If you are Mann, Briffa, Jones, the IPCC, etc, you probably do start from the origin (0,0) but, as you intend, you move to the left as you go upwards. You probably don’t even pretend to yourself that you are moving straight up.

If you are the Guardian (or the BBC I suppose) you start from somewhere on the left, say -3,0, but you think you are at 0,0. Being earnest and honest, you try to move vertically upwards, but, well, you might wander a little further to the left. Sir Paul N. as well, I suppose.

If you are Bob Ward, it doesn’t matter where you start, because you head sharply to the left and you must be at -5, the Warmist end, by the time you reach the understanding you want. Sir John B much the same - it follows from his job.

So the Guardian and its readers don’t think they are biased because they are not. It’s just that they start from the wrong place.

On this blog, of course, we start from 0.0 and move vertically upwards.

Jul 19, 2011 at 4:42 AM | Unregistered CommenterEcclesiastical Uncle

As to my identity, I have no intention of revealing it people to whom I am hostile for obvious reasons.

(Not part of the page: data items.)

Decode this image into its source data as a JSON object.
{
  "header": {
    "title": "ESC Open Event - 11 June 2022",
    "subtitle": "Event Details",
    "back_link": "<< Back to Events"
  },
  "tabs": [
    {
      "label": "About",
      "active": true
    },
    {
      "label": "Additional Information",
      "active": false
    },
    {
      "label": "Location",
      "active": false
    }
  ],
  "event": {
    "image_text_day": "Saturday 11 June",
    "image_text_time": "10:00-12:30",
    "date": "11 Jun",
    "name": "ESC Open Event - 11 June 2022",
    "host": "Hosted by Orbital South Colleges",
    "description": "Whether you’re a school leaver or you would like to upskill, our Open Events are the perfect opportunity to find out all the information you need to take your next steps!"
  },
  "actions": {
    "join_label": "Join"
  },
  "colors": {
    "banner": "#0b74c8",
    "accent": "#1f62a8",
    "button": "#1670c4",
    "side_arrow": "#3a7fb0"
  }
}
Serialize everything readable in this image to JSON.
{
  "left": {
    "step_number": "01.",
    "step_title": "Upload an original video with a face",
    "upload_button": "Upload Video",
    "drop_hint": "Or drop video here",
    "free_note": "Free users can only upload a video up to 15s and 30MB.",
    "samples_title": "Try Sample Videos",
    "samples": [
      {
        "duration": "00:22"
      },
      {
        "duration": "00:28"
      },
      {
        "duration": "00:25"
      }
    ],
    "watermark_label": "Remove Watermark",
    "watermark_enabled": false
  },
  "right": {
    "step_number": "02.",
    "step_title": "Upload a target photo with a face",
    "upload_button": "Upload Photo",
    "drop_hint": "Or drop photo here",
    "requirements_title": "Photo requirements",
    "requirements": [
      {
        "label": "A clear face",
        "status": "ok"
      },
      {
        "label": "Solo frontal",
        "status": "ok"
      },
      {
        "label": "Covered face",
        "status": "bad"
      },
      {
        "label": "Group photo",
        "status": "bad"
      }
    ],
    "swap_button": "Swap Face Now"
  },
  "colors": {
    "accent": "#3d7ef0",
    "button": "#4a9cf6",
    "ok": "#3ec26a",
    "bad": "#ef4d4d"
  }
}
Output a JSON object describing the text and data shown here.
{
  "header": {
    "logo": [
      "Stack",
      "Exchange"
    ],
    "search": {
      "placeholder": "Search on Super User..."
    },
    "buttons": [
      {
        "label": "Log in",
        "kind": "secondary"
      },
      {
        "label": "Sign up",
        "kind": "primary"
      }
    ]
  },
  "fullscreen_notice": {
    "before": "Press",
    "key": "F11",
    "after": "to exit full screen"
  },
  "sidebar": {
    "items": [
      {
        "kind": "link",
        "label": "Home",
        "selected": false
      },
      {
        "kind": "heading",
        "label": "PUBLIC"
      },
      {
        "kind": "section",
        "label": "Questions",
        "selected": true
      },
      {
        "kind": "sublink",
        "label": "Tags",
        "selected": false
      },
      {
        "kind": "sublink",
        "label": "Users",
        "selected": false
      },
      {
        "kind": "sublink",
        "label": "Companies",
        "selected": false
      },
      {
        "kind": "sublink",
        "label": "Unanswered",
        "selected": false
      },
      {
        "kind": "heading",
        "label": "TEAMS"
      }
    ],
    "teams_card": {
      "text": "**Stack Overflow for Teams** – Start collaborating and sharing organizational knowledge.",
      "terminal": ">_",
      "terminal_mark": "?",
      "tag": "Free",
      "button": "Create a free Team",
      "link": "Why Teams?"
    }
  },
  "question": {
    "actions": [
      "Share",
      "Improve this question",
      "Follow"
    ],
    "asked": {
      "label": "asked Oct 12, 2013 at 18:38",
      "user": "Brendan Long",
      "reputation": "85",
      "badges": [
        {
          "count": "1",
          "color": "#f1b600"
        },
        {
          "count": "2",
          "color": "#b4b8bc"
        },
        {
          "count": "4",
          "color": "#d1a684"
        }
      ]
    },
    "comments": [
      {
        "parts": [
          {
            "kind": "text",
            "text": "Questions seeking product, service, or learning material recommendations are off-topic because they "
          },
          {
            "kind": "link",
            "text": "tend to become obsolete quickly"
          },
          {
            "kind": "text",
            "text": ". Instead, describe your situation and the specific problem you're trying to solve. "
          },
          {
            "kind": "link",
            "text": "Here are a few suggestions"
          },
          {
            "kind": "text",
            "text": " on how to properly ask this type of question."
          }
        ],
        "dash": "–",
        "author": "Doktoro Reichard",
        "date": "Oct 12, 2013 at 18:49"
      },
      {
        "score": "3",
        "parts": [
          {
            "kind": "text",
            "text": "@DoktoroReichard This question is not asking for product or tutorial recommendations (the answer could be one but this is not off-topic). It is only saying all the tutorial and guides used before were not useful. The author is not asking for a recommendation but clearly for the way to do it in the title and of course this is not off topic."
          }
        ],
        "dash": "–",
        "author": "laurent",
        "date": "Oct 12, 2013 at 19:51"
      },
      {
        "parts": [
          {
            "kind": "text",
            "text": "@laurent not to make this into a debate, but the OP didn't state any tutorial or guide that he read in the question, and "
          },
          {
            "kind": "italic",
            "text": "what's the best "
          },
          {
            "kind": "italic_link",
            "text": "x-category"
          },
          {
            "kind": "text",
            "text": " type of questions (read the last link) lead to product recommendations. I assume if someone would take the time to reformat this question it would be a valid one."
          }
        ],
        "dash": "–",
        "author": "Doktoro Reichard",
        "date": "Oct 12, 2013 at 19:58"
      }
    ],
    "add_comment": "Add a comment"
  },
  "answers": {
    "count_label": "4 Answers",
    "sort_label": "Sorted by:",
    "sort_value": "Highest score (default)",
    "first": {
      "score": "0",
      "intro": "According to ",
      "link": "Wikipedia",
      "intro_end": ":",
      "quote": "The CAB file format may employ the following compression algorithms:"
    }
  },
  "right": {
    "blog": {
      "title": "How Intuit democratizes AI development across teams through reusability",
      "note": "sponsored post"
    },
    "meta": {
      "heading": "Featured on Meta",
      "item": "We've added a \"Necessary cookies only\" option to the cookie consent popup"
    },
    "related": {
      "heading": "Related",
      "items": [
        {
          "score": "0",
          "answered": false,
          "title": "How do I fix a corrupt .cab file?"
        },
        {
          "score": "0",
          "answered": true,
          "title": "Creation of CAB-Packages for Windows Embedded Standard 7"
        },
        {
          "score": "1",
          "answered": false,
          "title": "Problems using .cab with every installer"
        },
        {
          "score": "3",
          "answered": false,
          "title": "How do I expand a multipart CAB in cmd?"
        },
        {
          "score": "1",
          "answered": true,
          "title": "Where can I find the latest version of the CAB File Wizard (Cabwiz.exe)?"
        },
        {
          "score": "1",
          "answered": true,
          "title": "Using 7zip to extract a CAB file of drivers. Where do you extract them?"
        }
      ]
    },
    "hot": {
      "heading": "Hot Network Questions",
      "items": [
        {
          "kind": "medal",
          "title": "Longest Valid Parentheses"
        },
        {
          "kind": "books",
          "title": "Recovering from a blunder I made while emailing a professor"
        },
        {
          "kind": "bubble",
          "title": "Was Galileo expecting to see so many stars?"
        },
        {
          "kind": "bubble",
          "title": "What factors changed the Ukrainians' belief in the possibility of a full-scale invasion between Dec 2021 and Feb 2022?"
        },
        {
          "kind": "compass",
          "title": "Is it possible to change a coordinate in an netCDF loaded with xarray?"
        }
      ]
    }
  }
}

Especially with people like Do Pablo de la Sierra about who threaten to try and get the IRA to scare website providers because he doesn't like their message.

For those who may think that ZDB is displaying a well-honed sense of paranoia, I have it on the very best of authority that DPdlS was in fact a very senior commander during The Troubles but was captured when an operation he was involved in was betrayed by a sniveling informant. They tried to turn him and gave him a few hours of freedom to think it over, but strapped an electronic ankle bracelet on him just in case. DPdlS wasted no time. He managed to remove the tracking device by cutting off his left foot with a pen knife and then, to hide all traces and throw pursuers off the scent, fed the foot and bracelet to a shark which was later caught by a Japanese trawler in the South China Sea. He collected his loved ones that very night and made his way by tramp steamer to the Americas where he has been hiding in plain sight among a population who are all named "de la Sierra" , a trick by the way that was used by Eamon de Vallera: when the police got word he was in the area, they ordered every one with an Irish name to be brought in for questioning. Safely out of reach, he continues to direct operations, but having realized the CAGW is a dastardly British plot to resubjugate the Irish he has directed the resources of The Organization to eliminating CAGW proponents wherever they can be found.

Oh, yes. ZBD has much to fear from Don Pablo de la Sierra.

Jul 20, 2011 at 12:44 AM | Unregistered CommenterRobert E. Phelan

They no longer notice their own smell.